A GURUKUL is a residential school where students (the aspirants, the adepts, the acolytes) and the teacher (the guru, the remover of darkness) live in proximity. A guru is the remover of darkness and, therefore, it is finally the very SELF in each one of us. We reside in a “gurukul” when we are in awareness, when we MOVE in AWARENESS (we are with MA). Thus, a “gurukul” is always a “peeth” blessed with the grace of immeasurable; it is both an acknowledgment and a celebration of LIFE in its own dynamics, a movement of Mukta Triveni (flows of Ida, Pingala and Sushumna, all in awareness) towards Sahasrara, the crown chakra where the three streams meet without leaving any residue of fragmentation in the unitary whole. In that there is nothing but EXISTENCE, the WHOLE without fragmentation, without measure, without the duality, the HOLY.
|Sri Ramakrishna Saradapeeth Kanya Gurukul, is, therefore, a residential school and a monastic order for women who join us as brahmacharinis (acolytes) and learn (as emergent consciousness in awareness) through LIFE via its usual slate of concords and discords moving towards the state of Paribrajika (the sannyasini, the renouncer, the eternal wanderer) whence the real adventure of life-time proceeds in attention. In the tantric connotation, this adventure is the movement of the primordial force in attentive awareness through the various chakras towards the Sahasrara, the sanctum sanctorum, the unalloyed undifferentiated Existence. On the physical plane the various chakras are but the projections of our own ashram realized and manifest at different levels of consciousness. For instance, in the "Muladhara", the base state, the acolyte is rooted in the ashram environment as Swami Sharvananda had it bequeathed to them in the loving, joyous spiritual presence of Sri Ramakrishana, Sri Sarada Ma and of their two children Swami Vivekananda and Brahmananda Maharaj in this new order through service and enquiry.|
Although, the residential school formally accepts only non-householders as adepts, the householders may also join
us imbibed in the gurukul’s spirit to proceed in their journey towards Self-realization.

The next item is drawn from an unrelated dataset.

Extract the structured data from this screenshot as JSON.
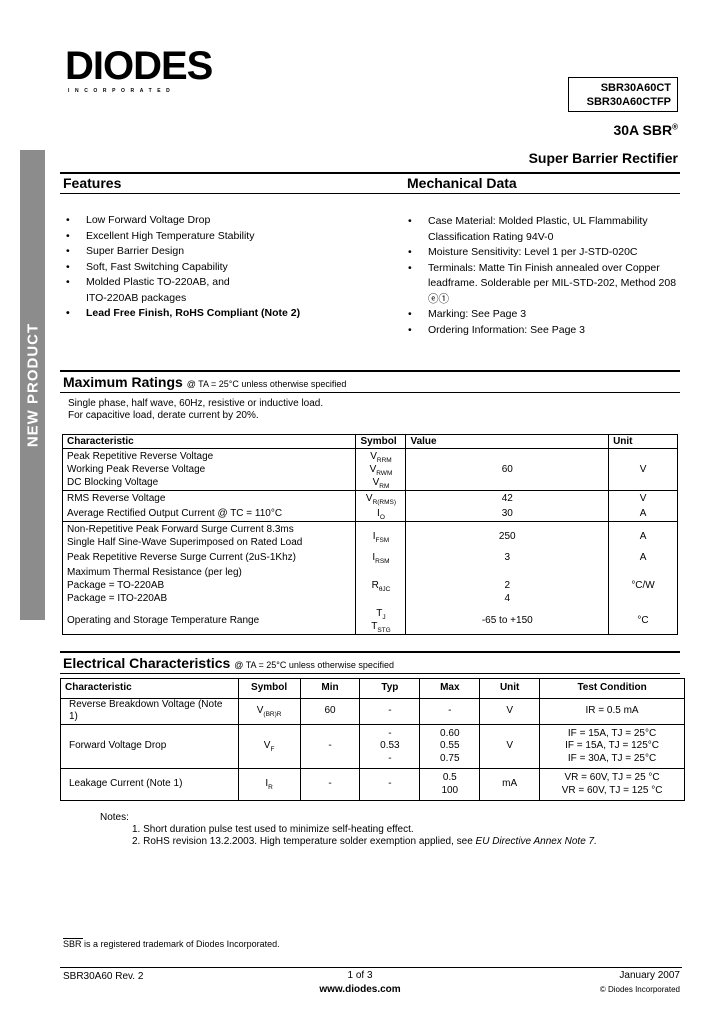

Thus, our gurukul, like a
banyan tree, is firmly rooted beyond its nominal local periphery throughout the world. This gurukul has an
open-door policy; it invites women of all faiths, inclination, culture and nationality in its journey.
Our gurukul is a bimodal expression with the ashram in its epicenter and a formal girl’s school under its wings. The school which is partly residential provides traditional non-parochial education all the way up to Higher Secondary level serving both the local population and girls from afar embracing the finest of technology and the traditional programs with accents on arts and literature. The school and the ashram complement each other in a symbiotic set up; the school offers a valuable pedagogic training ground to the ashram adepts and the ashram, in turn, accords priceless examples of living and mentorship to the school children providing a rare window to learning beyond books and conventional wisdom.